#ubuntu-leadership 2014-07-07
<mhall119> belkinsa: would you have time this week to talk about this team and where you want to go with it?
<mhall119> I've been thinking a lot lately about the state of our community, and I think helping grow new leaders is exactly the kind of thing we need, and I'm quite keen to help you with it
<belkinsa> mhall119, not this week.  I really haven't gotten any thing ready yet.  I found some materials but I think we need others. And thanks for your offer, I can add you to the team if you have not joined it yet.
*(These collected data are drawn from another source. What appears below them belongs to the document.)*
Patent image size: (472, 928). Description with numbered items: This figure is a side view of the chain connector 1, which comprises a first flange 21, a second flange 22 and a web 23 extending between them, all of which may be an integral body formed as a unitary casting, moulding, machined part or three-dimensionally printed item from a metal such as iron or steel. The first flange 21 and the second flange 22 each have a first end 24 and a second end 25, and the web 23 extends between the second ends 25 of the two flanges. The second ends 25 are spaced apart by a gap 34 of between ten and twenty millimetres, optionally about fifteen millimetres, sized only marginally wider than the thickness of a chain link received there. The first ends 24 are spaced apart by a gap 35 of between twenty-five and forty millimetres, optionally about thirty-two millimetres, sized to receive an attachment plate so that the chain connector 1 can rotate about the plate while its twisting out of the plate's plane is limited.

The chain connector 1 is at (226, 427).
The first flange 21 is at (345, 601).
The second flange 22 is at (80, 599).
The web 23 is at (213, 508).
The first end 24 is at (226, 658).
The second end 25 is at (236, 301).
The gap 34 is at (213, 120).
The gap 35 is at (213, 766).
<mhall119> thanks belkinsa, just sent a request to join
<belkinsa> Alright.
<belkinsa> Bah, stupid computer.
<belkinsa> Oh, I work tomorrow, that's the real reason why I can't talk about the team, but still, I don't any thing ready for the talk.  mhall119, also don't forget about the ML of team!
<belkinsa> ;)
<mhall119> belkinsa: I'll take it to the ML then, it wasn't anything formal, I just wanted to get an idea of what you had planned
<belkinsa> Oh, I see.  I thought you had ideas yourself.
<belkinsa> And done, welcome to the team!
#ubuntu-leadership 2014-07-10
<belkinsa> Sorry for the lazyness of that lastest ML post everyone, but really I think my notes from that session explains all of my goals and ideas for the team.